Interview Question
Country: United States
Use fix size queue (size = n), and push the data from one end pop the data from the other end when the queue is full. We want to maintain the total and update total as well so that it takes constant time to compute the average
if the average value is required everytime new element come (in the streamming applications)
template<typename T>
class AvgQueue {
queue q;
T total;
public:
AvgQueue(): total(0);
void push(T v) {
T old = 0;
if (q.size() == n) {
old = q.front();
q.pop();
}
q.push(v);
total += v - old;
}
T get() {
return (q.empty()) ? 0 : total / q.size();
}
}
Use stack for best perorformance. The last n values would be basically the the first n values in stack.. just pop..
The question apparently is not very clear here. If it is a static data, you just take the last n element and compute the average.
If the data is coming in a stream, and you always want to know the avg of the last n elements, you need to use a queue as eugene mentioned.
Once you have computed the avg of the n numbers, when a new number comes in:
1. De-queue the first element and compute the new average as: ((n*avg - value of first element) + value of new element)/n
2. En-queue the new element.
I think the best data structure is simple an Array. Say the array is A.
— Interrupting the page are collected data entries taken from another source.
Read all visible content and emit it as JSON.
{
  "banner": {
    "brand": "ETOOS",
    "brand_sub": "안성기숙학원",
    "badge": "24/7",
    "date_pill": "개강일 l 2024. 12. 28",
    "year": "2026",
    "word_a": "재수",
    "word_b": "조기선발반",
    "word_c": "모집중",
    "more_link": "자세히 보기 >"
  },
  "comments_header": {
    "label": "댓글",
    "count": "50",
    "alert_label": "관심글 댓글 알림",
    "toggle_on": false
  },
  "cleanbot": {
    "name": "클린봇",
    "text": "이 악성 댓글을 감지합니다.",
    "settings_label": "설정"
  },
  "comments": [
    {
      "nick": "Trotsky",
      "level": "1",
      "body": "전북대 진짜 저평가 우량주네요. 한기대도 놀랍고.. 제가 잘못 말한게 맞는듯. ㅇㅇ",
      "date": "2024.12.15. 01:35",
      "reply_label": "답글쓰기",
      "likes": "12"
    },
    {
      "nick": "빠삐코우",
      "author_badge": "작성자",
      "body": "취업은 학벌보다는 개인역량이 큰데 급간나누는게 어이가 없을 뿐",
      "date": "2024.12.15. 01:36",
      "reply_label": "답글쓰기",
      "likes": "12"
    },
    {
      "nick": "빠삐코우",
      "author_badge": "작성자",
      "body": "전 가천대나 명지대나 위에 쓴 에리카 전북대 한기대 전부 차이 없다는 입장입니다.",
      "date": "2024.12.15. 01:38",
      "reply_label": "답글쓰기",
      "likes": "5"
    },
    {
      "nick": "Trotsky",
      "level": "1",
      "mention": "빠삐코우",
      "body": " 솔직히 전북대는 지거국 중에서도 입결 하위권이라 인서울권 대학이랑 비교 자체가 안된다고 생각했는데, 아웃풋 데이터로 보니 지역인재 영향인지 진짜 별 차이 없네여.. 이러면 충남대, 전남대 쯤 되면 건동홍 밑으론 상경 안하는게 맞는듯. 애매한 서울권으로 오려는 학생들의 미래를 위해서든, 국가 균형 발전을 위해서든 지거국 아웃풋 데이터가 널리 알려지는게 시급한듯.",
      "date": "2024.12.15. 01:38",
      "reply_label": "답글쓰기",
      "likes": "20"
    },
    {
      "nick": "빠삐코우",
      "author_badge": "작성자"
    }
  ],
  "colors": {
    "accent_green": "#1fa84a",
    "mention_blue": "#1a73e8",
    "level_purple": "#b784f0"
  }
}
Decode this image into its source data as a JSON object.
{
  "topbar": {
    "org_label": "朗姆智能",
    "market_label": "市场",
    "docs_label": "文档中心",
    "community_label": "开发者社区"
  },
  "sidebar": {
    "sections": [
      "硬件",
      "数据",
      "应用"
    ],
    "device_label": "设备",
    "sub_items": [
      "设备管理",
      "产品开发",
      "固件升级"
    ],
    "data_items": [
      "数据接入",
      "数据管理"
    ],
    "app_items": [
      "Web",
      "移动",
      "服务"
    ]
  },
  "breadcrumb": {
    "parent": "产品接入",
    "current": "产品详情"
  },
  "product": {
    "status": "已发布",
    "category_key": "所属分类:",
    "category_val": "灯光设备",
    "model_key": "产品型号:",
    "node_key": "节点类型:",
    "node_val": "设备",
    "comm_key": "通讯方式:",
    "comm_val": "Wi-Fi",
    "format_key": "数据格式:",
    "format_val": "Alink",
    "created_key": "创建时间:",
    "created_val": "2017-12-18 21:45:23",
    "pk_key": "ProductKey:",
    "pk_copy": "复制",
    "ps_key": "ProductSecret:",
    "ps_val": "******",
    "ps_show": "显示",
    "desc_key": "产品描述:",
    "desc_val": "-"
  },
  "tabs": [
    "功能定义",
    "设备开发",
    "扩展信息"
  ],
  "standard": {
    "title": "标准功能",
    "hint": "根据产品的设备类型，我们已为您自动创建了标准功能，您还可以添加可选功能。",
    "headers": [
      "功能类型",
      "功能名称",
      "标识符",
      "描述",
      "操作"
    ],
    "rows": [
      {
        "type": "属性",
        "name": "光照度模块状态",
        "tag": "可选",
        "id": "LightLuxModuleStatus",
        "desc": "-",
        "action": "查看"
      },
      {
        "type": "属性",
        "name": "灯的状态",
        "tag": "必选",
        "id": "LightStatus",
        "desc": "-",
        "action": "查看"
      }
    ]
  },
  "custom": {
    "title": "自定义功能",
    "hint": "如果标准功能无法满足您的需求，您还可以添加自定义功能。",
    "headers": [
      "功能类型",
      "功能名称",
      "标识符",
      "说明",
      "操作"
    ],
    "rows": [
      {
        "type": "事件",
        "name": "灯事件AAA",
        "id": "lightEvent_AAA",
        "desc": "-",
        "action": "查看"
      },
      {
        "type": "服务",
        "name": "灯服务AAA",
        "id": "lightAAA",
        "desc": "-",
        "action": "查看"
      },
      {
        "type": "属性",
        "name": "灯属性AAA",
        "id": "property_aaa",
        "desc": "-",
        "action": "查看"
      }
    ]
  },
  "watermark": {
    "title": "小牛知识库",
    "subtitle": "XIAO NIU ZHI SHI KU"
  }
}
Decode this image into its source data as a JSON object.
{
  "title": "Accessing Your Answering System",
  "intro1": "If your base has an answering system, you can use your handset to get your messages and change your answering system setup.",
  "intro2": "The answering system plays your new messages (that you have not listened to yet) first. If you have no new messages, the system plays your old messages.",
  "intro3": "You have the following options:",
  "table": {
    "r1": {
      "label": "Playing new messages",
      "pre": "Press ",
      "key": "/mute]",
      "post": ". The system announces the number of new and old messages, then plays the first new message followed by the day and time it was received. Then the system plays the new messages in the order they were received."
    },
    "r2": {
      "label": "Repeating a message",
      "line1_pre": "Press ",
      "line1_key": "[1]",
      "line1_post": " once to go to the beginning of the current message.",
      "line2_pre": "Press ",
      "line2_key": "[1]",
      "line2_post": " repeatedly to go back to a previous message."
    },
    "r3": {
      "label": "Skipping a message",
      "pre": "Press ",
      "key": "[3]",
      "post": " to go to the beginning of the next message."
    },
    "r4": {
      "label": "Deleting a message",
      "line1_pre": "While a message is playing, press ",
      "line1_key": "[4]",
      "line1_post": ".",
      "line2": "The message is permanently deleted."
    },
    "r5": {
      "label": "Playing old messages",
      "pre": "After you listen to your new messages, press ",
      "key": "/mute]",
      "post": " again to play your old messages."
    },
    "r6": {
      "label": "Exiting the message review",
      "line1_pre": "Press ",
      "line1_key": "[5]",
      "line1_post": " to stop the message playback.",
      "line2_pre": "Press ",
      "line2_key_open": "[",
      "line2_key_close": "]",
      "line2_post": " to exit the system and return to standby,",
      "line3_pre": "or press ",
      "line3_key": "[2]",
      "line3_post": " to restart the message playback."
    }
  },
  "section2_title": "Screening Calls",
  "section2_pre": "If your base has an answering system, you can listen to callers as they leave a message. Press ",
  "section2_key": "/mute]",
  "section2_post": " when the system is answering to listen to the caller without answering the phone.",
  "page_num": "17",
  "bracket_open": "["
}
public void printAvg(int N, in[] A) {
int[] temp = new int[N];
int sum = 0;
int i = -1;
for(i = 0; i < N && i < A.length; ++i) {
temp[i] = A[i];
sum += A[i];
}
if(i < N) {
System.out.println((sum*1.0)/A.length);
return;
}
else {
System.out.println((sum*1.0)/N);
}
int idx = 0;
for(int j = N; j < A.length; ++j) {
sum = sum-temp[idx]+A[j];
System.out.println((sum*1.0)/N);
temp[idx++] = A[j];
if(idx == N)
idx = 0;
}
}
We can use a circular queue (size of n) with some modification. Modification is:
- Rudra July 18, 2013When the overflow condition arise we will remove the first element from the queue and put the newly come element in the queue. When the input stream ends the queue will contain just only last n elements. This will give O(n) time complexity.